The growth process of PBN material is similar to "falling snow", that is, the hexagonal BN snowflakes grown in the reaction continuously fall on the heated graphite matrix (core mold). With the extension of time, the accumulation layer thickens, that is, the shell of PBN is formed. When the PBN is removed, it is an independent and pure PBN component, and the PBN coating is left on it.  The same method can also be used to prepare PBN plates.

The high purity of PBN crucible is due to its preparation process without adding any sintering agent, so the use temperature under vacuum is up to 1800 degrees, and the use temperature under atmosphere protection is up to 2100 degrees (generally nitrogen or argon).
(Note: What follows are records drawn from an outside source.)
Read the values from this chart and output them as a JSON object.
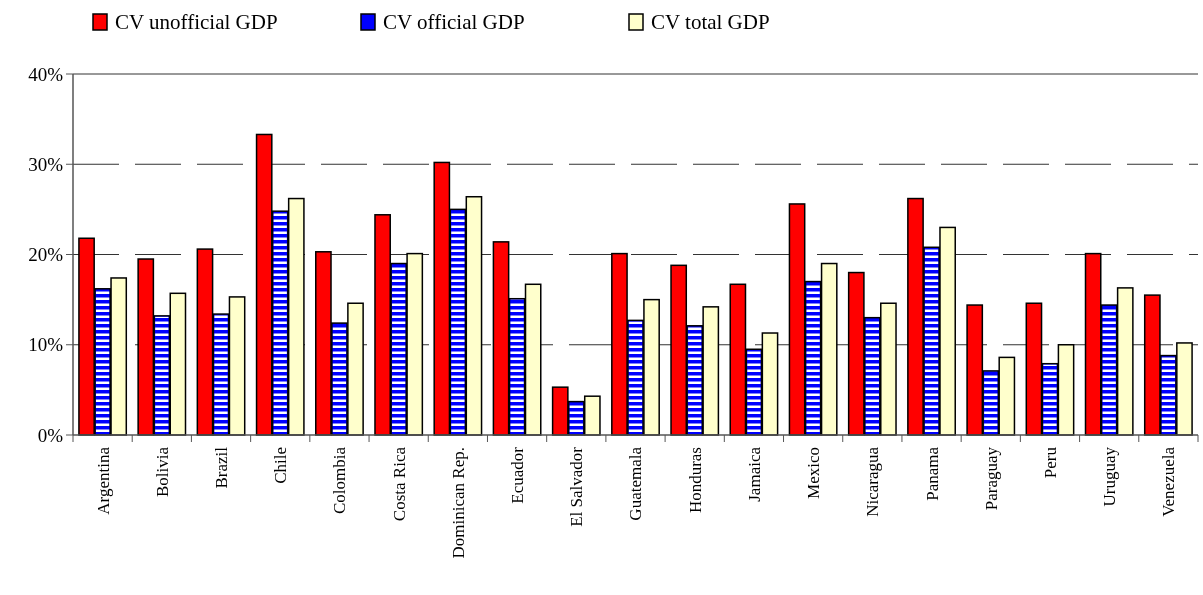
{
  "chart_data": {
    "type": "bar",
    "categories": [
      "Argentina",
      "Bolivia",
      "Brazil",
      "Chile",
      "Colombia",
      "Costa Rica",
      "Dominican Rep.",
      "Ecuador",
      "El Salvador",
      "Guatemala",
      "Honduras",
      "Jamaica",
      "Mexico",
      "Nicaragua",
      "Panama",
      "Paraguay",
      "Peru",
      "Uruguay",
      "Venezuela"
    ],
    "series": [
      {
        "name": "CV unofficial GDP",
        "color": "#ff0000",
        "values": [
          21.8,
          19.5,
          20.6,
          33.3,
          20.3,
          24.4,
          30.2,
          21.4,
          5.3,
          20.1,
          18.8,
          16.7,
          25.6,
          18.0,
          26.2,
          14.4,
          14.6,
          20.1,
          15.5
        ]
      },
      {
        "name": "CV official GDP",
        "color": "#0000ff",
        "values": [
          16.2,
          13.2,
          13.4,
          24.8,
          12.4,
          19.0,
          25.0,
          15.1,
          3.7,
          12.7,
          12.1,
          9.5,
          17.0,
          13.0,
          20.8,
          7.1,
          7.9,
          14.4,
          8.8
        ]
      },
      {
        "name": "CV total GDP",
        "color": "#ffffcc",
        "values": [
          17.4,
          15.7,
          15.3,
          26.2,
          14.6,
          20.1,
          26.4,
          16.7,
          4.3,
          15.0,
          14.2,
          11.3,
          19.0,
          14.6,
          23.0,
          8.6,
          10.0,
          16.3,
          10.2
        ]
      }
    ],
    "ylim": [
      0,
      40
    ],
    "yticks": [
      {
        "value": 0,
        "label": "0%"
      },
      {
        "value": 10,
        "label": "10%"
      },
      {
        "value": 20,
        "label": "20%"
      },
      {
        "value": 30,
        "label": "30%"
      },
      {
        "value": 40,
        "label": "40%"
      }
    ],
    "grid": "y",
    "line_style": "dashed",
    "legend": "top"
  }
}
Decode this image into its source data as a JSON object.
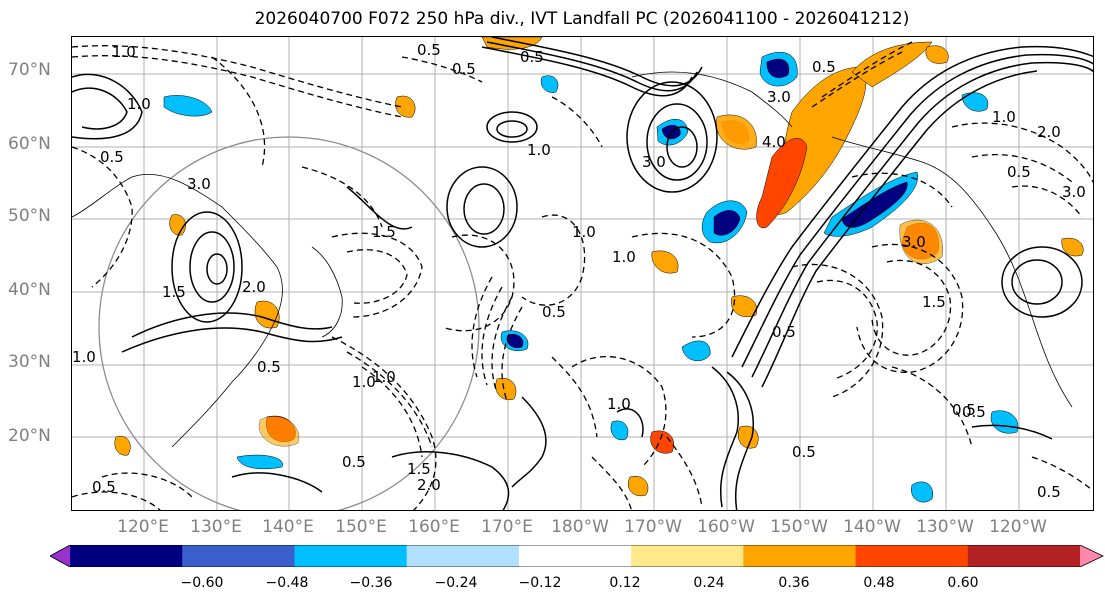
{
  "title": "2026040700 F072 250 hPa div., IVT Landfall PC (2026041100 - 2026041212)",
  "map": {
    "lat_labels": [
      "70°N",
      "60°N",
      "50°N",
      "40°N",
      "30°N",
      "20°N"
    ],
    "lon_labels": [
      "120°E",
      "130°E",
      "140°E",
      "150°E",
      "160°E",
      "170°E",
      "180°W",
      "170°W",
      "160°W",
      "150°W",
      "140°W",
      "130°W",
      "120°W"
    ],
    "contour_labels": [
      "1.0",
      "0.5",
      "1.0",
      "3.0",
      "1.0",
      "0.5",
      "1.5",
      "0.5",
      "0.5",
      "1.0",
      "0.5",
      "0.5",
      "3.0",
      "4.0",
      "3.0",
      "1.0",
      "0.5",
      "2.0",
      "0.5",
      "3.0",
      "3.0",
      "1.5",
      "0.5",
      "0.5",
      "1.0",
      "1.5",
      "1.0",
      "0.5",
      "2.0",
      "0.5",
      "1.0",
      "0.5",
      "0.5",
      "0.5",
      "1.5",
      "1.0",
      "2.0",
      "1.0"
    ],
    "colors": {
      "contour": "#000000",
      "grid": "#b0b0b0",
      "coast": "#000000",
      "circle": "#8c8c8c"
    }
  },
  "colorbar": {
    "ticks": [
      "−0.60",
      "−0.48",
      "−0.36",
      "−0.24",
      "−0.12",
      "0.12",
      "0.24",
      "0.36",
      "0.48",
      "0.60"
    ],
    "colors": [
      "#9932cc",
      "#000080",
      "#3a5fcd",
      "#00bfff",
      "#b0e2ff",
      "#ffffff",
      "#ffe98b",
      "#ffa500",
      "#ff4500",
      "#b22222",
      "#ff88aa"
    ]
  }
}
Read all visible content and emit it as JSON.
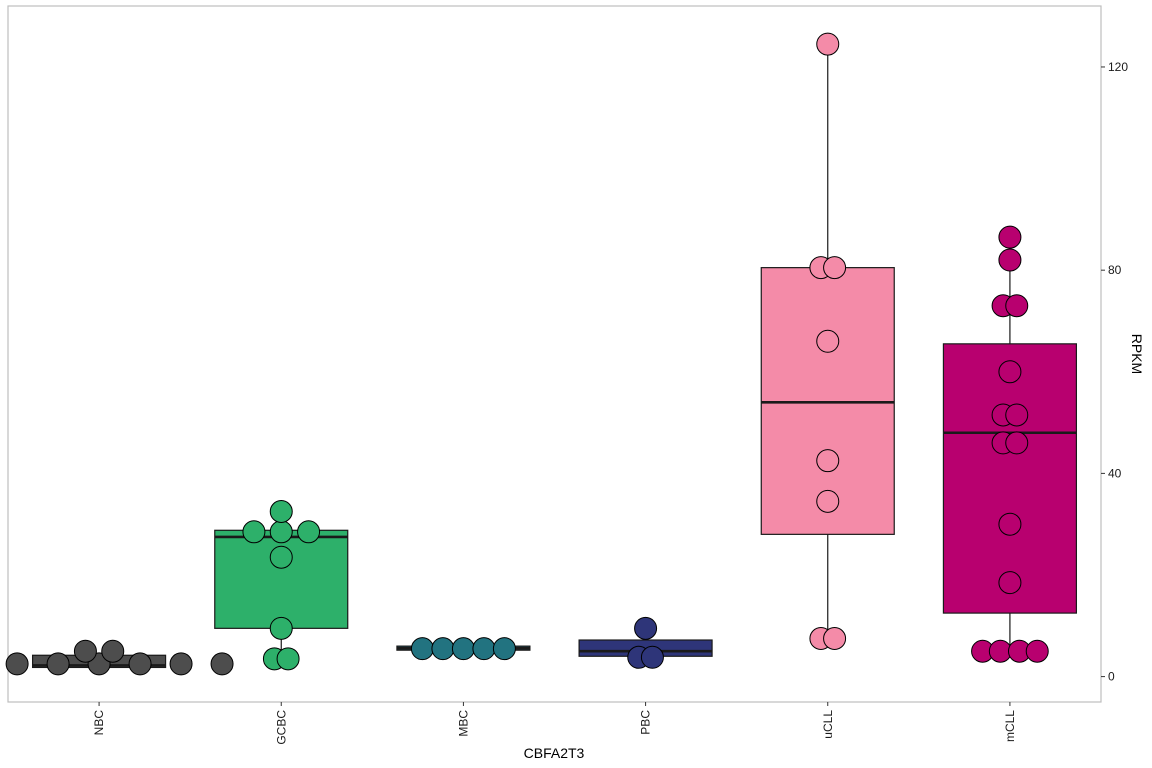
{
  "chart_data": {
    "type": "box",
    "xlabel": "CBFA2T3",
    "ylabel": "RPKM",
    "ylim": [
      -5,
      132
    ],
    "y_ticks": [
      0,
      40,
      80,
      120
    ],
    "y_tick_labels": [
      "0",
      "40",
      "80",
      "120"
    ],
    "y_axis_side": "right",
    "grid": false,
    "categories": [
      "NBC",
      "GCBC",
      "MBC",
      "PBC",
      "uCLL",
      "mCLL"
    ],
    "colors": [
      "#4d4d4d",
      "#2db06a",
      "#227380",
      "#2e3579",
      "#f48ba8",
      "#b8006f"
    ],
    "boxes": [
      {
        "q1": 1.8,
        "median": 2.2,
        "q3": 4.2,
        "whisker_low": 1.8,
        "whisker_high": 4.2
      },
      {
        "q1": 9.5,
        "median": 27.5,
        "q3": 28.8,
        "whisker_low": 3.5,
        "whisker_high": 32.5
      },
      {
        "q1": 5.2,
        "median": 5.6,
        "q3": 6.0,
        "whisker_low": 5.2,
        "whisker_high": 6.0
      },
      {
        "q1": 4.0,
        "median": 5.0,
        "q3": 7.2,
        "whisker_low": 3.8,
        "whisker_high": 9.5
      },
      {
        "q1": 28.0,
        "median": 54.0,
        "q3": 80.5,
        "whisker_low": 7.5,
        "whisker_high": 124.5
      },
      {
        "q1": 12.5,
        "median": 48.0,
        "q3": 65.5,
        "whisker_low": 5.0,
        "whisker_high": 86.5
      }
    ],
    "points": [
      [
        [
          2.5,
          -0.6
        ],
        [
          2.5,
          -0.3
        ],
        [
          2.5,
          0.0
        ],
        [
          2.5,
          0.3
        ],
        [
          2.5,
          0.6
        ],
        [
          2.5,
          0.9
        ],
        [
          5.0,
          -0.1
        ],
        [
          5.0,
          0.1
        ]
      ],
      [
        [
          3.5,
          -0.05
        ],
        [
          3.5,
          0.05
        ],
        [
          9.5,
          0.0
        ],
        [
          23.5,
          0.0
        ],
        [
          28.5,
          -0.2
        ],
        [
          28.5,
          0.0
        ],
        [
          28.5,
          0.2
        ],
        [
          32.5,
          0.0
        ]
      ],
      [
        [
          5.5,
          -0.3
        ],
        [
          5.5,
          -0.15
        ],
        [
          5.5,
          0.0
        ],
        [
          5.5,
          0.15
        ],
        [
          5.5,
          0.3
        ]
      ],
      [
        [
          3.8,
          -0.05
        ],
        [
          3.8,
          0.05
        ],
        [
          9.5,
          0.0
        ]
      ],
      [
        [
          7.5,
          -0.05
        ],
        [
          7.5,
          0.05
        ],
        [
          34.5,
          0.0
        ],
        [
          42.5,
          0.0
        ],
        [
          66.0,
          0.0
        ],
        [
          80.5,
          -0.05
        ],
        [
          80.5,
          0.05
        ],
        [
          124.5,
          0.0
        ]
      ],
      [
        [
          5.0,
          -0.2
        ],
        [
          5.0,
          -0.07
        ],
        [
          5.0,
          0.07
        ],
        [
          5.0,
          0.2
        ],
        [
          18.5,
          0.0
        ],
        [
          30.0,
          0.0
        ],
        [
          46.0,
          -0.05
        ],
        [
          46.0,
          0.05
        ],
        [
          51.5,
          -0.05
        ],
        [
          51.5,
          0.05
        ],
        [
          60.0,
          0.0
        ],
        [
          73.0,
          -0.05
        ],
        [
          73.0,
          0.05
        ],
        [
          82.0,
          0.0
        ],
        [
          86.5,
          0.0
        ]
      ]
    ]
  }
}
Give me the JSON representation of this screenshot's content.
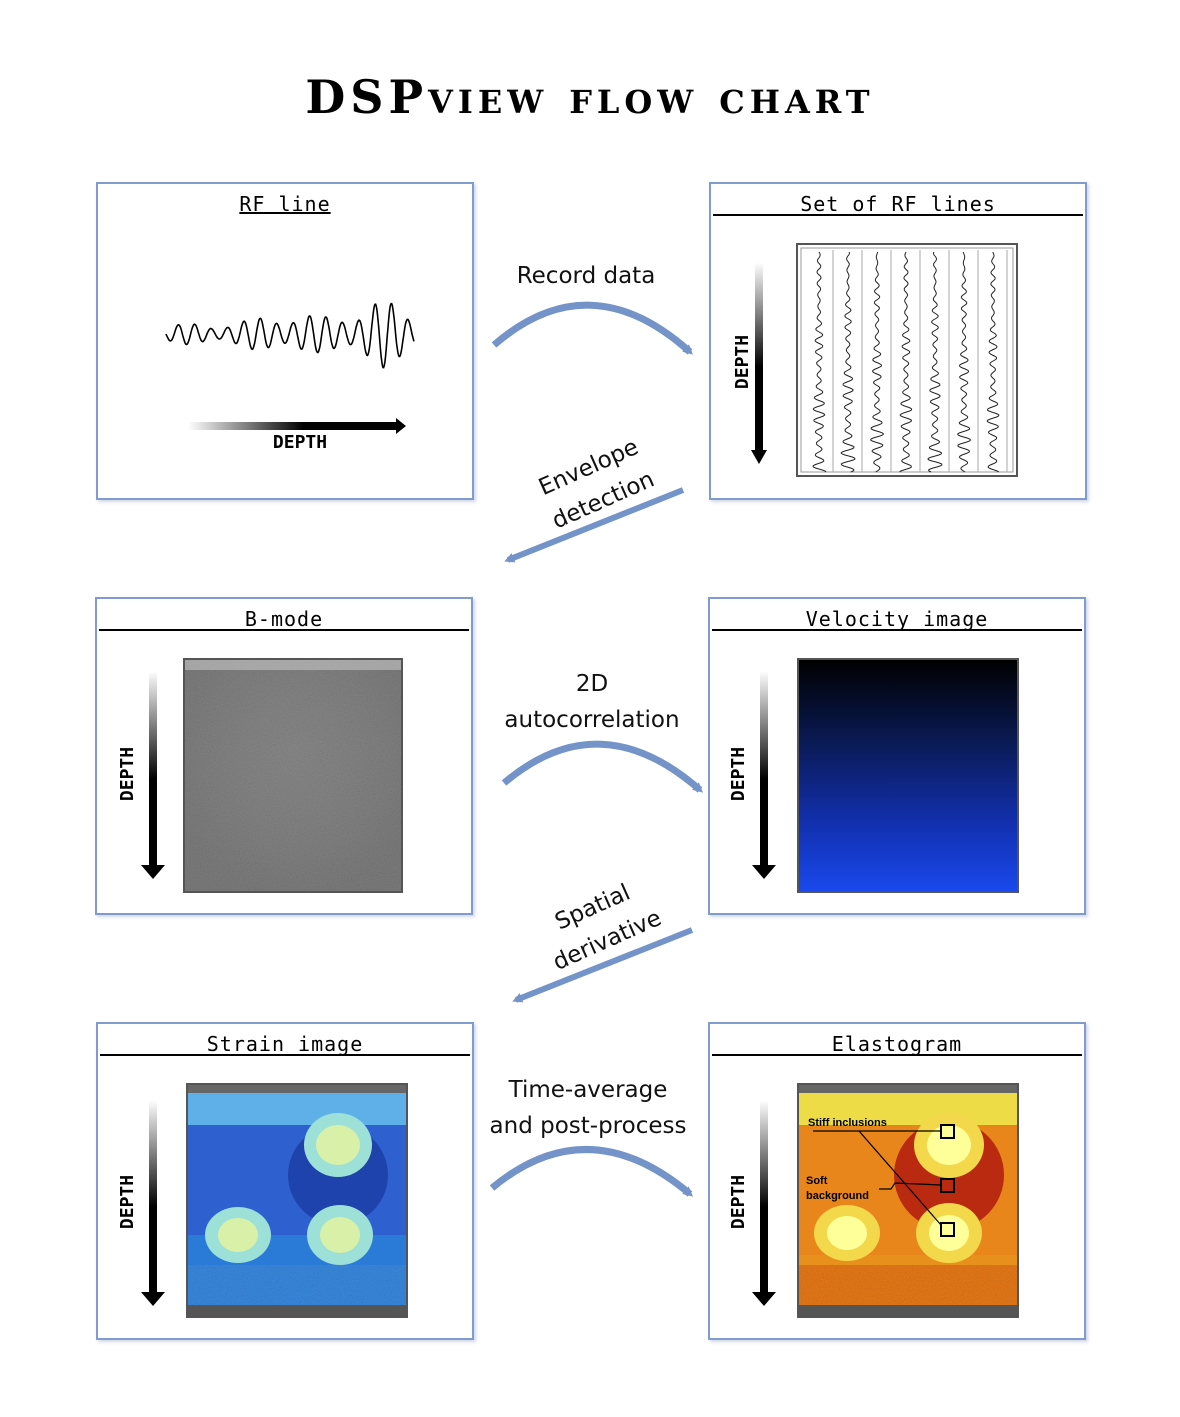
{
  "title": "DSPview flow chart",
  "panels": {
    "rf_line": {
      "title": "RF line",
      "axis": "DEPTH"
    },
    "set_rf": {
      "title": "Set of RF lines",
      "axis": "DEPTH"
    },
    "bmode": {
      "title": "B-mode",
      "axis": "DEPTH"
    },
    "velocity": {
      "title": "Velocity image",
      "axis": "DEPTH"
    },
    "strain": {
      "title": "Strain image",
      "axis": "DEPTH"
    },
    "elasto": {
      "title": "Elastogram",
      "axis": "DEPTH",
      "annot_stiff": "Stiff inclusions",
      "annot_soft_1": "Soft",
      "annot_soft_2": "background"
    }
  },
  "steps": {
    "record": "Record data",
    "envelope_1": "Envelope",
    "envelope_2": "detection",
    "autocorr_1": "2D",
    "autocorr_2": "autocorrelation",
    "spatial_1": "Spatial",
    "spatial_2": "derivative",
    "timeavg_1": "Time-average",
    "timeavg_2": "and post-process"
  },
  "colors": {
    "panel_border": "#7f9bd0",
    "arrow": "#7393c9"
  }
}
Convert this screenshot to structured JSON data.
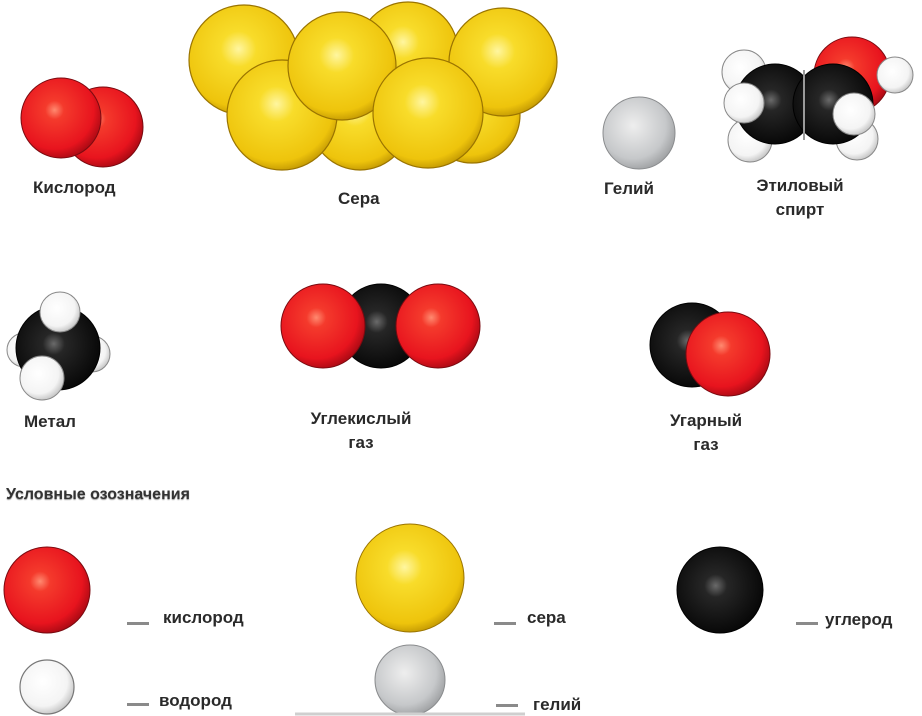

Currently, it is most used in evaporation/molecular beam epitrization (MBE)/GaAs long crystal and other uses.  However, because of the slow deposition rate, the price of PBN crucible is quite expensive, and most of them are small size crucible.  

How to choose?  

It is to want to set out from reality of course, combine production craft requirement to undertake choice again.  For example, different evaporation materials can be matched with different crucible, because to heat up to the required boiling point of the material is not able to match each material crucible, so it has to be tailored according to the material characteristics, in order to achieve the purpose of full evaporation of the material.  In addition, crucible material density, thermal conductivity is also determined according to the actual production situation.  Therefore, the crucible for OLED evaporation generally needs customized production to achieve good results.